With the concern over cancer put to rest, researchers have now turned to researching various species of the Stevia plant to determine other health benefits. There is some initial evidence that it may help lower blood pressure and could potentially combat diabetes, but further research is needed before the plant is cleared for medicinal use.

Seasonality of Stevia/Where to Buy Stevia

Stevia naturally grows in the tropical climates of Paraguay and Brazil, but commercial growers in China and many other countries are now producing various species of the plant successfully. You can even purchase Stevia seeds or cuttings to grow your own plants at home. Homegrown plants are utilized in raw or dried form, so you can grow your plants during the warmest months for your climate and dry the leaves out for use during the colder months.

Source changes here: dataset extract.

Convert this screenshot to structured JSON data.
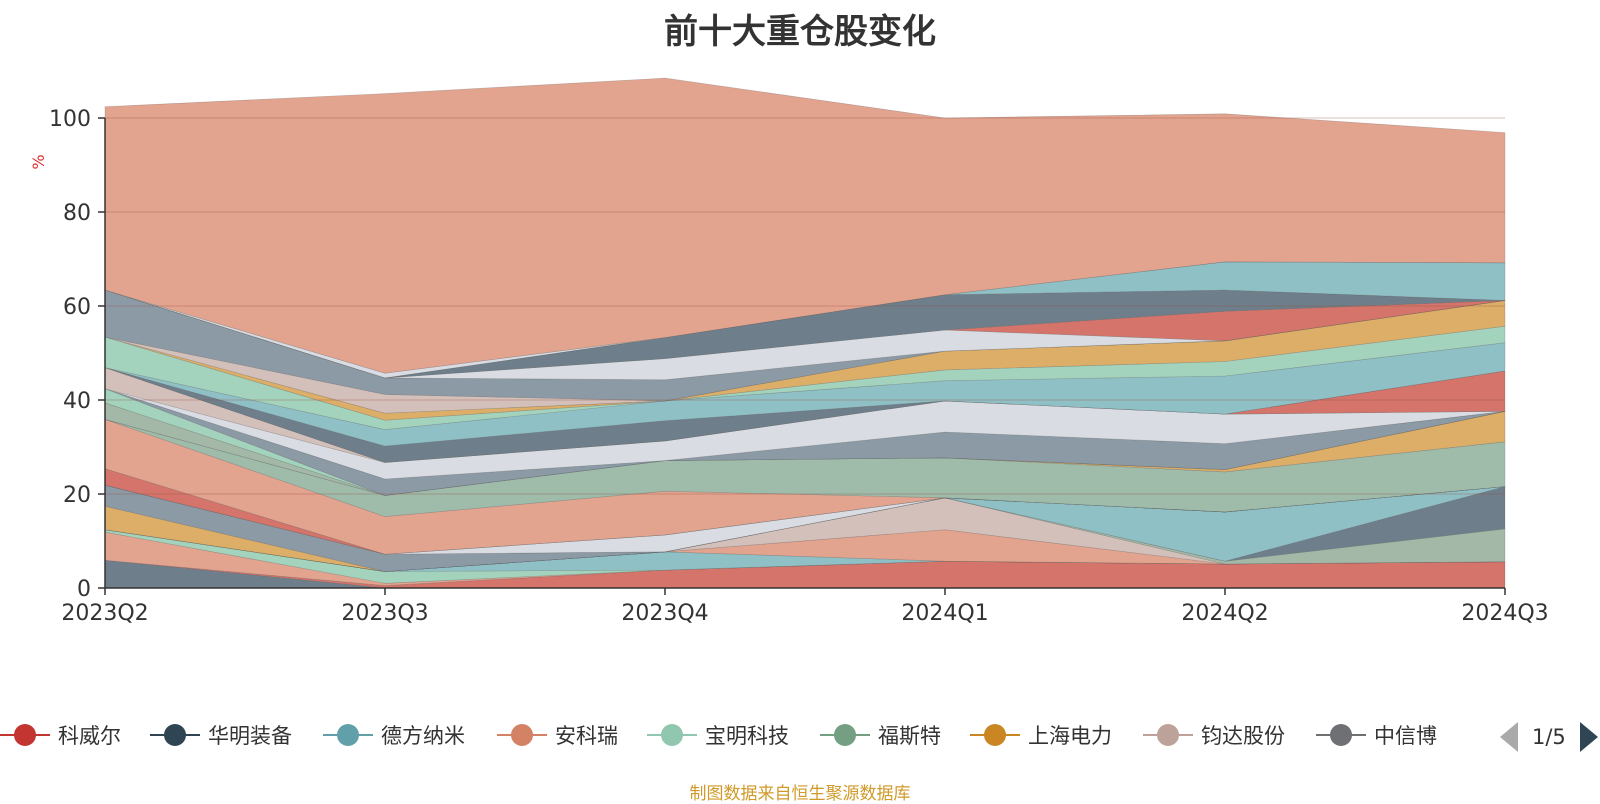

You can also purchase pure Stevia powder online. While natural or health food stores may carry the pure powder, most of the products found in your typical supermarket don’t meet quality standards due to added ingredients. It’s important to read labels to ensure that what you purchase is a pure powder derived from authentic Stevia plants. Online retailers sell the powder in small bags as well as in bulk.

How to Make Stevia

You have several options if you want to grow and harvest your own Stevia plants:

  • Purchase Stevia seeds and start them indoors with a grow light or in a greenhouse.
  • Purchase a cutting from a mature Stevia plant.
  • Find ready-for-the-garden Stevia plants at your local garden center or online.

Purchasing plants that are already started and ready to plant is the easiest route, and the most difficult option is growing the plant from seed. You should plant your Stevia in a sunny location, but you may want to provide some afternoon shade if your climate offers intense summer heat. You can find detailed information on how to grow this plant successfully through Mother Earth News.